Led by the gold-medal story line of amazing swimmer Michael Phelps and the gutsy athleticism of the U.S. women’s gymnastics team, NBCU TV is averaging nearly 30 million prime time viewers through Aug. 17, 14% above the 26.2 million that tuned in the action through the comparable span in Athens during 2004, according to Nielsen Media Research data. (It’ll be interesting to see if NBC can maintain its ratings momentum now that Phelps is no longer competing in the games.)
NBC’s primetime performance is particularly impressive considering that consumers have also generated 754.3 million online page views during the first 10 days of the Beijing Games which includes live streaming of events.
Also, millions more viewers are watching hundreds of additional hours of coverage on NBC Universal’s USA Network, MSNBC and Oxygen or viewing every Kobe Bryant dunk in HD on NBCU’s 24-hour dedicated basketball channel — one of four stand-alone sports and foreign-language channels.
But then again, as we’ve seen over and over this year, nothing delivers more eyeballs at one time than sports programming.
You can talk about viewer fractionalization due to a 500-channel cable environment and the Web siphoning away viewers from traditional television all you want, but there’s nothing on TV today — outside of a national emergency, or possibly a presidential debate — that can bring more Americans to the small screen at the same time than a compelling sports event.
Remember that 97.5 million people didn’t tune in to watch American Idol’s May 21 finale, but they did push the remote-control button to watch the thrilling Feb. 3 Super Bowl between the New York Giants and New England Patriots — the most-watched National Football League game in history and the second most-watched TV show ever.
The Boston Celtics’ return to glory in defeating the Los Angeles Lakers in the National Basketball Association Finals in six games this past June averaged 14 million viewers, better than the season-ending episodes of Lost or Bones.
Sports remains one of the few genres that can still provide that shared water-cooler experience that we’ve lost in the age of niche programming.

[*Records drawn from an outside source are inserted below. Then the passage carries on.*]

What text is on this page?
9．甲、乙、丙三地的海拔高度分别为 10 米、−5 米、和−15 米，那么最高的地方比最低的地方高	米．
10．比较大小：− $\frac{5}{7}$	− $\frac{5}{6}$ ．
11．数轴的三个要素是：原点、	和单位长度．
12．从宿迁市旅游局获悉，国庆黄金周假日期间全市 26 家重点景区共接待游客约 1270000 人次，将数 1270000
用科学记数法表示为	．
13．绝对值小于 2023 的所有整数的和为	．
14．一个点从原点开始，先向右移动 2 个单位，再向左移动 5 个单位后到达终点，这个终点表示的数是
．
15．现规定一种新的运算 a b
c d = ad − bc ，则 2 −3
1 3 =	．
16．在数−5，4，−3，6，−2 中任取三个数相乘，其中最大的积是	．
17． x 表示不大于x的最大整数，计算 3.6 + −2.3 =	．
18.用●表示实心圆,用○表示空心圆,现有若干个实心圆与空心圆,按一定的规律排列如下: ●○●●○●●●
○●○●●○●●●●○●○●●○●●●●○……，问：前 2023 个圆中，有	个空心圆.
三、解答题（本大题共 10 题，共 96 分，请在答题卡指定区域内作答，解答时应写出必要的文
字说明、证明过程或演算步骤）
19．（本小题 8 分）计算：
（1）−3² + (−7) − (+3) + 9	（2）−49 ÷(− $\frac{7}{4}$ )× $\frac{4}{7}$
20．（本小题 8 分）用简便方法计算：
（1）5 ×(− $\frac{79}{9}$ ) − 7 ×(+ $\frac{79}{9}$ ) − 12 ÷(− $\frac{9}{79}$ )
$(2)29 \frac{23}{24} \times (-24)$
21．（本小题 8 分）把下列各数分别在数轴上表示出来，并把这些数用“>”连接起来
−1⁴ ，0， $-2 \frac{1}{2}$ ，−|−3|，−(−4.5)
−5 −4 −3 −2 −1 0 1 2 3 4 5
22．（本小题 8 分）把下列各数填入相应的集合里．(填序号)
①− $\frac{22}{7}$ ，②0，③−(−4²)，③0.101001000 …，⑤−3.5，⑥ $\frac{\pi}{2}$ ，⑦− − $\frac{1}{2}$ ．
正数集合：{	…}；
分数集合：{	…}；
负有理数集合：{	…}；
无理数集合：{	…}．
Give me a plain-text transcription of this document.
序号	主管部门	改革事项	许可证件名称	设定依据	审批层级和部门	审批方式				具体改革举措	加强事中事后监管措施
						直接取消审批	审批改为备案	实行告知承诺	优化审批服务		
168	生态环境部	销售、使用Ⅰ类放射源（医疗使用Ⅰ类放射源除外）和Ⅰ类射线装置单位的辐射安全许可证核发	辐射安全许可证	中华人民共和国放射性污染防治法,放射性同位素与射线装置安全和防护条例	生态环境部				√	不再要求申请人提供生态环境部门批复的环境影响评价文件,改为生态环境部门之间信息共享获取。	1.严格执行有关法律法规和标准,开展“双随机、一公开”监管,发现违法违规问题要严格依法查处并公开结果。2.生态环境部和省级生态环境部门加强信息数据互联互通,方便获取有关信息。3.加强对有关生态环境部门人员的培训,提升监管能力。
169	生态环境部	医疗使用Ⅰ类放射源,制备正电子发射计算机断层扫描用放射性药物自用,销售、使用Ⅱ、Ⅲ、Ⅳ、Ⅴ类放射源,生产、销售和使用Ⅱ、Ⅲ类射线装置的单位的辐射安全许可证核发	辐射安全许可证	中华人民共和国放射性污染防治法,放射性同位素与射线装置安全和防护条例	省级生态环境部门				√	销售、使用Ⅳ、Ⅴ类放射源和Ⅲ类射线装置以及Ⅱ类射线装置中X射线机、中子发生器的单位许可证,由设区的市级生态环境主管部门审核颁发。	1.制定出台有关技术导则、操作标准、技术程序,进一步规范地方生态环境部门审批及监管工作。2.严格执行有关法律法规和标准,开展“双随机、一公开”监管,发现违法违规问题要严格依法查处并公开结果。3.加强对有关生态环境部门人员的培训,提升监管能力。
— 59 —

In the era of DVRs and YouTube, it’s very unlikely that any scripted or reality series will ever top the 106 million viewers that CBS’s broadcast of the final episode of M*A*S*H drew in 1983.
But it is conceivable that a 2009 Super Bowl matchup between an undefeated, Brett Favre-led New York Jets team and Favre’s former team, the Green Bay Packers, could approach the record-breaking viewership numbers from the past game. (OK, that might be stretching reality a bit.)
What’s not a stretch is the appeal of compelling and attractive live sports content like the Olympics, and the impact such events continue to have on the overall television viewership landscape.